Kyes Peak, which is also known as "Goblin Peak", is a mountain peak located in the Henry M. Jackson Wilderness in Washington, United States. Kyes Peak rises to over 7280 ft. Together with Columbia Peak and Monte Cristo Peak it forms a basin that contains Columbia Glacier and Blanca Lake. It is the highest summit in the Monte Cristo group of peaks.

Kyes Peak was once mapped as Goblin Peak, and in earlier times was known by miners and the United States Forest Service as Mount Michigan. The name Kyes comes from a member of the first climbing party, Commander James Ellsworth Kyes. Along with Reginald Bachelder, Kyes climbed the mountain on August 15, 1920. Both were members of the Everett Boy Scouts at the time.

It is uncommon for a Washington Cascades mountain to be named after a person who climbed it. The USGS agreed to posthumously rename the mountain in recognition for Kyes' sacrifice commanding a destroyer in the Battle of the Atlantic. An earlier ascent of the peak was probably made by Thomas Gerdine of the USGS in 1897.

==Climate==

Kyes Peak is located in the marine west coast climate zone of western North America. Most weather fronts originate in the Pacific Ocean, and travel northeast toward the Cascade Mountains. As fronts approach the North Cascades, they are forced upward by the peaks of the Cascade Range, causing them to drop their moisture in the form of rain or snowfall onto the Cascades (Orographic lift). As a result, the west side of the North Cascades experiences high precipitation, especially during the winter months in the form of snowfall. During winter months, weather is usually cloudy, but, due to high pressure systems over the Pacific Ocean that intensify during summer months, there is often little or no cloud cover during the summer. Because of maritime influence, snow tends to be wet and heavy, resulting in high avalanche danger.

==Geology==

The North Cascades features some of the most rugged topography in the Cascade Range with craggy peaks, spires, ridges, and deep glacial valleys. Geological events occurring many years ago created the diverse topography and drastic elevation changes over the Cascade Range leading to the various climate differences.

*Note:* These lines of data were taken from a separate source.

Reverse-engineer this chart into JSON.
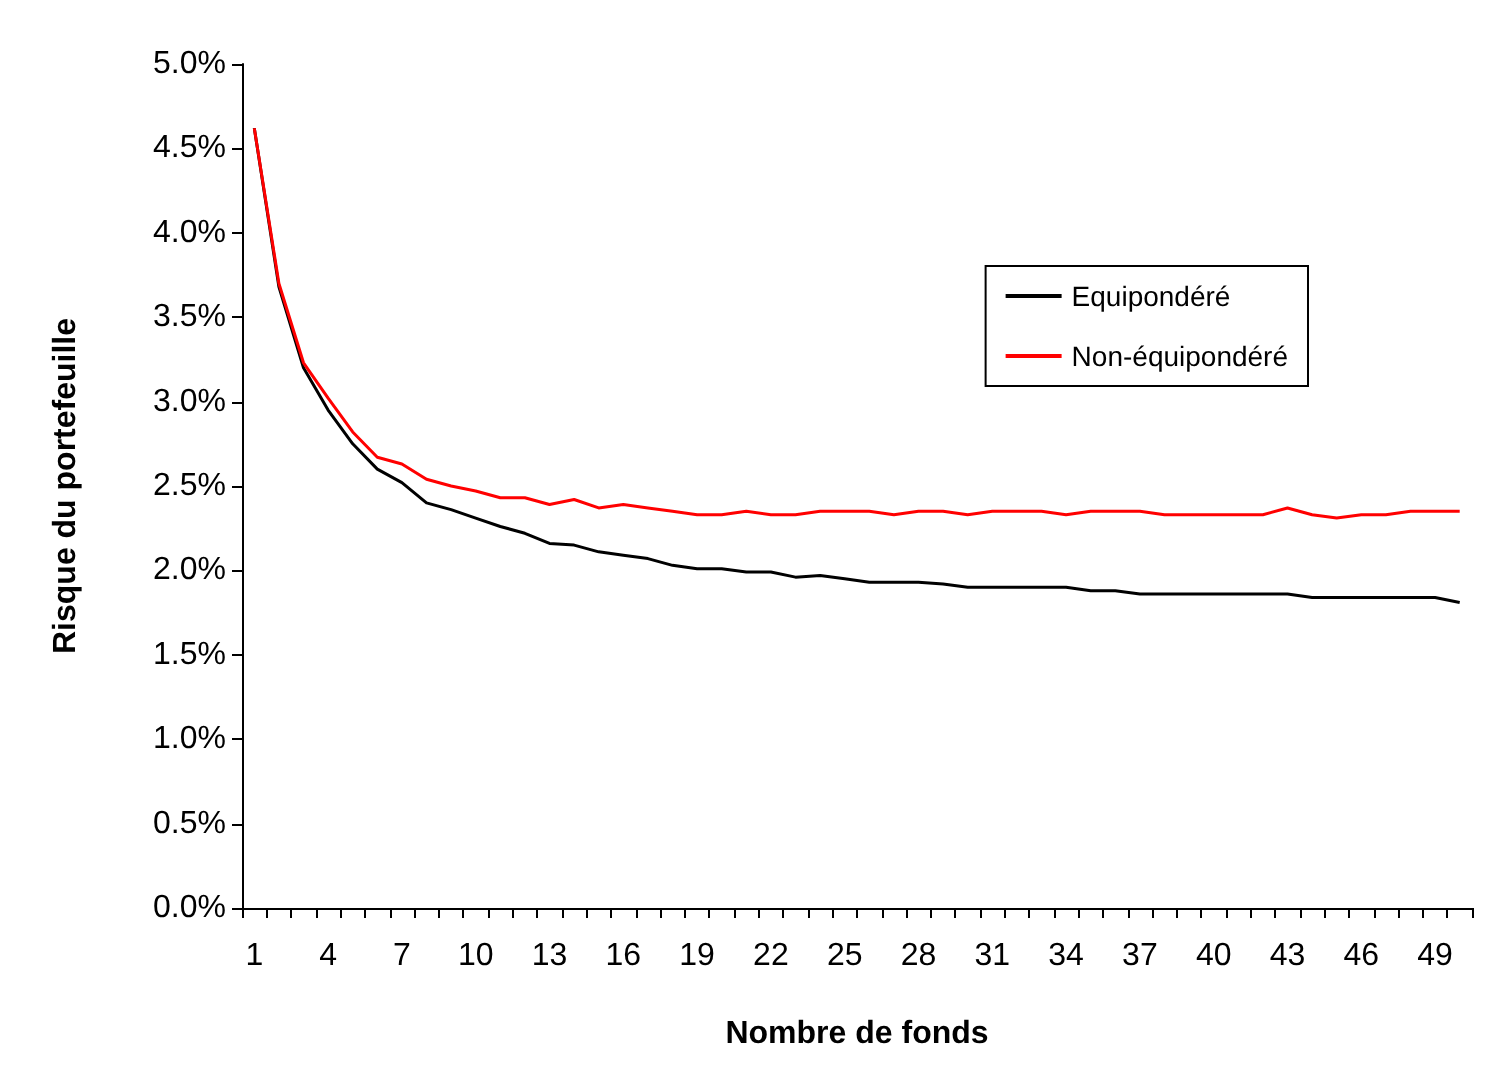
{
  "chart_data": {
    "type": "line",
    "xlabel": "Nombre de fonds",
    "ylabel": "Risque du portefeuille",
    "categories": [
      "1",
      null,
      null,
      "4",
      null,
      null,
      "7",
      null,
      null,
      "10",
      null,
      null,
      "13",
      null,
      null,
      "16",
      null,
      null,
      "19",
      null,
      null,
      "22",
      null,
      null,
      "25",
      null,
      null,
      "28",
      null,
      null,
      "31",
      null,
      null,
      "34",
      null,
      null,
      "37",
      null,
      null,
      "40",
      null,
      null,
      "43",
      null,
      null,
      "46",
      null,
      null,
      "49",
      null
    ],
    "series": [
      {
        "name": "Equipondéré",
        "color": "#000000",
        "values": [
          4.62,
          3.68,
          3.2,
          2.95,
          2.75,
          2.6,
          2.52,
          2.4,
          2.36,
          2.31,
          2.26,
          2.22,
          2.16,
          2.15,
          2.11,
          2.09,
          2.07,
          2.03,
          2.01,
          2.01,
          1.99,
          1.99,
          1.96,
          1.97,
          1.95,
          1.93,
          1.93,
          1.93,
          1.92,
          1.9,
          1.9,
          1.9,
          1.9,
          1.9,
          1.88,
          1.88,
          1.86,
          1.86,
          1.86,
          1.86,
          1.86,
          1.86,
          1.86,
          1.84,
          1.84,
          1.84,
          1.84,
          1.84,
          1.84,
          1.81
        ]
      },
      {
        "name": "Non-équipondéré",
        "color": "#ff0000",
        "values": [
          4.62,
          3.7,
          3.23,
          3.02,
          2.82,
          2.67,
          2.63,
          2.54,
          2.5,
          2.47,
          2.43,
          2.43,
          2.39,
          2.42,
          2.37,
          2.39,
          2.37,
          2.35,
          2.33,
          2.33,
          2.35,
          2.33,
          2.33,
          2.35,
          2.35,
          2.35,
          2.33,
          2.35,
          2.35,
          2.33,
          2.35,
          2.35,
          2.35,
          2.33,
          2.35,
          2.35,
          2.35,
          2.33,
          2.33,
          2.33,
          2.33,
          2.33,
          2.37,
          2.33,
          2.31,
          2.33,
          2.33,
          2.35,
          2.35,
          2.35
        ]
      }
    ],
    "ylim": [
      0,
      5
    ],
    "yticks": [
      {
        "value": 0,
        "label": "0.0%"
      },
      {
        "value": 0.5,
        "label": "0.5%"
      },
      {
        "value": 1,
        "label": "1.0%"
      },
      {
        "value": 1.5,
        "label": "1.5%"
      },
      {
        "value": 2,
        "label": "2.0%"
      },
      {
        "value": 2.5,
        "label": "2.5%"
      },
      {
        "value": 3,
        "label": "3.0%"
      },
      {
        "value": 3.5,
        "label": "3.5%"
      },
      {
        "value": 4,
        "label": "4.0%"
      },
      {
        "value": 4.5,
        "label": "4.5%"
      },
      {
        "value": 5,
        "label": "5.0%"
      }
    ],
    "legend": "right",
    "grid": false,
    "marker": "none",
    "line_style": "solid"
  }
}
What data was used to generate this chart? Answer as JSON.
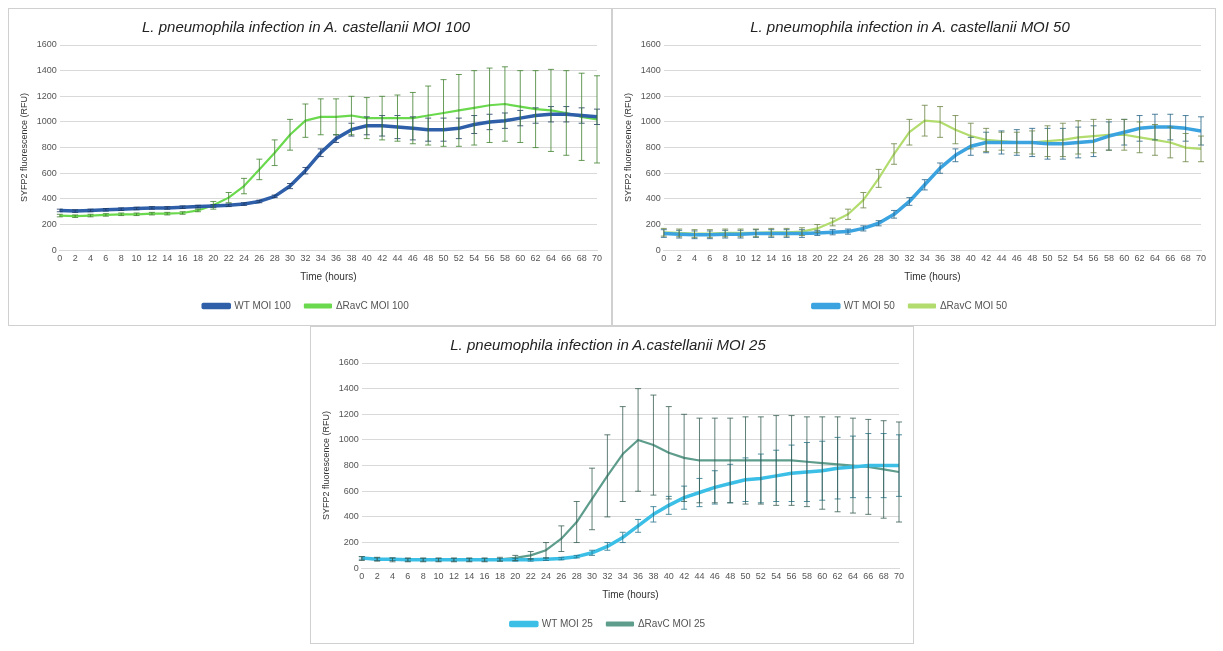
{
  "chart_data": [
    {
      "type": "line",
      "title": "L. pneumophila infection in A. castellanii MOI 100",
      "xlabel": "Time (hours)",
      "ylabel": "SYFP2 fluorescence (RFU)",
      "x": [
        0,
        2,
        4,
        6,
        8,
        10,
        12,
        14,
        16,
        18,
        20,
        22,
        24,
        26,
        28,
        30,
        32,
        34,
        36,
        38,
        40,
        42,
        44,
        46,
        48,
        50,
        52,
        54,
        56,
        58,
        60,
        62,
        64,
        66,
        68,
        70
      ],
      "xlim": [
        0,
        70
      ],
      "xticks": [
        0,
        2,
        4,
        6,
        8,
        10,
        12,
        14,
        16,
        18,
        20,
        22,
        24,
        26,
        28,
        30,
        32,
        34,
        36,
        38,
        40,
        42,
        44,
        46,
        48,
        50,
        52,
        54,
        56,
        58,
        60,
        62,
        64,
        66,
        68,
        70
      ],
      "ylim": [
        0,
        1600
      ],
      "yticks": [
        0,
        200,
        400,
        600,
        800,
        1000,
        1200,
        1400,
        1600
      ],
      "grid": "y",
      "legend": "bottom",
      "marker": "none",
      "line_style": "solid",
      "series": [
        {
          "name": "WT MOI 100",
          "color": "#2e5fa8",
          "values": [
            310,
            305,
            310,
            315,
            320,
            325,
            330,
            330,
            335,
            340,
            345,
            350,
            360,
            380,
            420,
            500,
            620,
            760,
            870,
            940,
            970,
            970,
            960,
            950,
            940,
            940,
            950,
            980,
            1000,
            1010,
            1030,
            1050,
            1060,
            1060,
            1050,
            1040
          ],
          "errors": [
            10,
            10,
            10,
            10,
            10,
            10,
            10,
            10,
            10,
            10,
            10,
            10,
            10,
            10,
            10,
            20,
            25,
            30,
            30,
            50,
            70,
            80,
            90,
            90,
            90,
            90,
            80,
            70,
            60,
            60,
            60,
            60,
            60,
            60,
            60,
            60
          ]
        },
        {
          "name": "ΔRavC MOI 100",
          "color": "#6ad94e",
          "values": [
            270,
            265,
            270,
            275,
            280,
            280,
            285,
            285,
            290,
            310,
            350,
            410,
            500,
            630,
            760,
            900,
            1010,
            1040,
            1040,
            1050,
            1030,
            1030,
            1030,
            1030,
            1050,
            1070,
            1090,
            1110,
            1130,
            1140,
            1120,
            1100,
            1090,
            1070,
            1040,
            1020
          ],
          "errors": [
            10,
            10,
            10,
            10,
            10,
            10,
            10,
            10,
            10,
            10,
            30,
            40,
            60,
            80,
            100,
            120,
            130,
            140,
            140,
            150,
            160,
            170,
            180,
            200,
            230,
            260,
            280,
            290,
            290,
            290,
            280,
            300,
            320,
            330,
            340,
            340
          ]
        }
      ]
    },
    {
      "type": "line",
      "title": "L. pneumophila infection in A. castellanii MOI 50",
      "xlabel": "Time (hours)",
      "ylabel": "SYFP2 fluorescence (RFU)",
      "x": [
        0,
        2,
        4,
        6,
        8,
        10,
        12,
        14,
        16,
        18,
        20,
        22,
        24,
        26,
        28,
        30,
        32,
        34,
        36,
        38,
        40,
        42,
        44,
        46,
        48,
        50,
        52,
        54,
        56,
        58,
        60,
        62,
        64,
        66,
        68,
        70
      ],
      "xlim": [
        0,
        70
      ],
      "xticks": [
        0,
        2,
        4,
        6,
        8,
        10,
        12,
        14,
        16,
        18,
        20,
        22,
        24,
        26,
        28,
        30,
        32,
        34,
        36,
        38,
        40,
        42,
        44,
        46,
        48,
        50,
        52,
        54,
        56,
        58,
        60,
        62,
        64,
        66,
        68,
        70
      ],
      "ylim": [
        0,
        1600
      ],
      "yticks": [
        0,
        200,
        400,
        600,
        800,
        1000,
        1200,
        1400,
        1600
      ],
      "grid": "y",
      "legend": "bottom",
      "marker": "none",
      "line_style": "solid",
      "series": [
        {
          "name": "WT MOI 50",
          "color": "#3ba3e0",
          "values": [
            130,
            125,
            120,
            120,
            125,
            125,
            130,
            130,
            130,
            130,
            135,
            140,
            145,
            170,
            210,
            280,
            380,
            510,
            640,
            740,
            810,
            840,
            840,
            840,
            840,
            830,
            830,
            840,
            850,
            890,
            920,
            950,
            960,
            960,
            950,
            930
          ],
          "errors": [
            30,
            30,
            30,
            30,
            30,
            30,
            30,
            30,
            30,
            30,
            20,
            20,
            20,
            20,
            20,
            30,
            30,
            40,
            40,
            50,
            70,
            80,
            90,
            100,
            110,
            120,
            120,
            120,
            120,
            110,
            100,
            100,
            100,
            100,
            100,
            110
          ]
        },
        {
          "name": "ΔRavC MOI 50",
          "color": "#b2dc6e",
          "values": [
            140,
            135,
            130,
            130,
            135,
            135,
            135,
            140,
            140,
            145,
            170,
            220,
            280,
            390,
            560,
            750,
            920,
            1010,
            1000,
            940,
            890,
            860,
            850,
            840,
            840,
            850,
            860,
            880,
            890,
            900,
            900,
            880,
            860,
            840,
            800,
            790
          ],
          "errors": [
            30,
            30,
            30,
            30,
            30,
            30,
            30,
            30,
            30,
            30,
            30,
            30,
            40,
            60,
            70,
            80,
            100,
            120,
            120,
            110,
            100,
            90,
            70,
            80,
            90,
            120,
            130,
            130,
            130,
            120,
            120,
            120,
            120,
            120,
            110,
            100
          ]
        }
      ]
    },
    {
      "type": "line",
      "title": "L. pneumophila infection in A.castellanii MOI 25",
      "xlabel": "Time (hours)",
      "ylabel": "SYFP2 fluorescence (RFU)",
      "x": [
        0,
        2,
        4,
        6,
        8,
        10,
        12,
        14,
        16,
        18,
        20,
        22,
        24,
        26,
        28,
        30,
        32,
        34,
        36,
        38,
        40,
        42,
        44,
        46,
        48,
        50,
        52,
        54,
        56,
        58,
        60,
        62,
        64,
        66,
        68,
        70
      ],
      "xlim": [
        0,
        70
      ],
      "xticks": [
        0,
        2,
        4,
        6,
        8,
        10,
        12,
        14,
        16,
        18,
        20,
        22,
        24,
        26,
        28,
        30,
        32,
        34,
        36,
        38,
        40,
        42,
        44,
        46,
        48,
        50,
        52,
        54,
        56,
        58,
        60,
        62,
        64,
        66,
        68,
        70
      ],
      "ylim": [
        0,
        1600
      ],
      "yticks": [
        0,
        200,
        400,
        600,
        800,
        1000,
        1200,
        1400,
        1600
      ],
      "grid": "y",
      "legend": "bottom",
      "marker": "none",
      "line_style": "solid",
      "series": [
        {
          "name": "WT MOI 25",
          "color": "#3bbfe6",
          "values": [
            80,
            70,
            70,
            65,
            65,
            65,
            65,
            65,
            65,
            65,
            65,
            65,
            70,
            75,
            90,
            120,
            170,
            240,
            330,
            420,
            490,
            550,
            590,
            630,
            660,
            690,
            700,
            720,
            740,
            750,
            760,
            780,
            790,
            800,
            800,
            800
          ],
          "errors": [
            10,
            10,
            10,
            10,
            10,
            10,
            10,
            10,
            10,
            10,
            10,
            10,
            10,
            10,
            10,
            20,
            30,
            40,
            50,
            60,
            70,
            90,
            110,
            130,
            150,
            170,
            190,
            200,
            220,
            230,
            230,
            240,
            240,
            250,
            250,
            240
          ]
        },
        {
          "name": "ΔRavC MOI 25",
          "color": "#5e9c8c",
          "values": [
            75,
            70,
            65,
            65,
            65,
            65,
            65,
            65,
            65,
            70,
            80,
            100,
            140,
            230,
            360,
            540,
            720,
            890,
            1000,
            960,
            900,
            860,
            840,
            840,
            840,
            840,
            840,
            840,
            840,
            830,
            820,
            810,
            800,
            790,
            770,
            750
          ],
          "errors": [
            15,
            15,
            15,
            15,
            15,
            15,
            15,
            15,
            15,
            15,
            20,
            30,
            60,
            100,
            160,
            240,
            320,
            370,
            400,
            390,
            360,
            340,
            330,
            330,
            330,
            340,
            340,
            350,
            350,
            350,
            360,
            370,
            370,
            370,
            380,
            390
          ]
        }
      ]
    }
  ]
}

The history of the formation of the Cascade Mountains dates back millions of years ago to the late Eocene Epoch. With the North American Plate overriding the Pacific Plate, episodes of volcanic igneous activity persisted. In addition, small fragments of the oceanic and continental lithosphere called terranes created the North Cascades about 50 million years ago.

During the Pleistocene period dating back over two million years ago, glaciation advancing and retreating repeatedly scoured the landscape leaving deposits of rock debris. The U-shaped cross section of the river valleys is a result of recent glaciation. Uplift and faulting in combination with glaciation have been the dominant processes which have created the tall peaks and deep valleys of the North Cascades area.